Because the frontend runs on another port I have .htaccess file for development (no CORS in production, don't worry):
Header add Access-Control-Allow-Origin *
Header add Access-Control-Allow-Headers *
Header add Access-Control-Allow-Methods *
My app does the same backend-call several times. Sometimes after three or four of those (which went fine) suddenly the CORS-headers are missing from the call (and naturally CORS kicks in and the frontend doesn't get any response.).
Apparently the .htaccess file is ignored sometimes.
Apache-error log does not say anything.
Any idea what could cause this or how to debug?
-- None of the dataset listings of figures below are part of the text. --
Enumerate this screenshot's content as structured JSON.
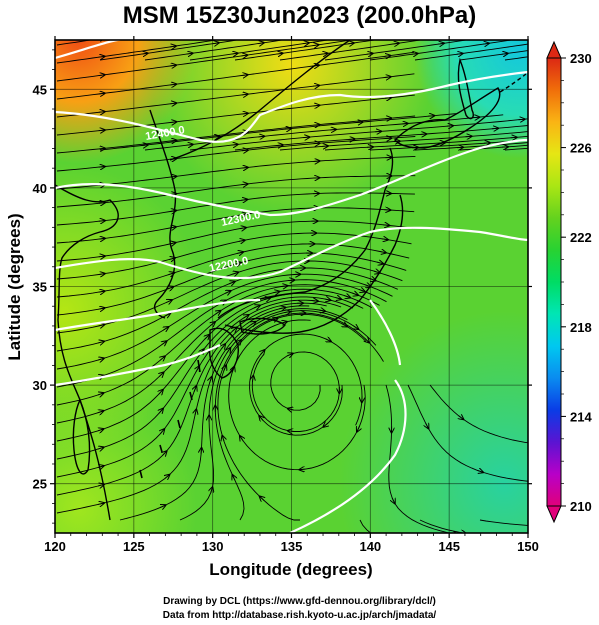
{
  "title": "MSM 15Z30Jun2023 (200.0hPa)",
  "axes": {
    "xlabel": "Longitude (degrees)",
    "ylabel": "Latitude  (degrees)",
    "xlim": [
      120,
      150
    ],
    "ylim": [
      22.5,
      47.5
    ],
    "xticks": [
      120,
      125,
      130,
      135,
      140,
      145,
      150
    ],
    "yticks": [
      25,
      30,
      35,
      40,
      45
    ],
    "grid": true
  },
  "colorbar": {
    "min": 210,
    "max": 230,
    "labels": [
      "230",
      "226",
      "222",
      "218",
      "214",
      "210"
    ],
    "colors": [
      "#e0007a",
      "#b800c8",
      "#5a14d2",
      "#0a3ce6",
      "#0a8cf0",
      "#00c8f0",
      "#00e6b4",
      "#00dc64",
      "#28d232",
      "#64d21e",
      "#aae614",
      "#e6e614",
      "#fab414",
      "#f06e0a",
      "#dc2814"
    ]
  },
  "contours": {
    "labels": [
      "12400.0",
      "12300.0",
      "12200.0"
    ],
    "color": "#ffffff"
  },
  "credits": [
    "Drawing by DCL (https://www.gfd-dennou.org/library/dcl/)",
    "Data from http://database.rish.kyoto-u.ac.jp/arch/jmadata/"
  ]
}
Header add Access-Control-Allow-Origin * Header add Access-Control-Allow-Headers * Header add Access-Control-Allow-Methods *
These headers will only be set on "successful" (ie. 2xx HTTP status) responses, since the default "condition" (or group of headers) is onsuccess
. In other words, the above is the same as:
Header onsuccess add Access-Control-Allow-Origin *
Header onsuccess add Access-Control-Allow-Headers *
Header onsuccess add Access-Control-Allow-Methods *
(onsuccess
is optional, since that is the default.)
However, it would seem you are (erroneously) serving a 403 Forbidden response, so these headers are not being set (and you see a CORS error). In order to set the headers on both 2xx and non-2xx responses you need to use the always
condition instead. For example:
Header always add Access-Control-Allow-Origin *
Header always add Access-Control-Allow-Headers *
Header always add Access-Control-Allow-Methods *
This can get a little confusing/messy. onsuccess
and always
(known as "conditions") are effectively two separate groups of headers. You can add a header to both groups and if you want to edit
(or merge
or unset
) an existing header then you need to know in which group the header was initially set/added.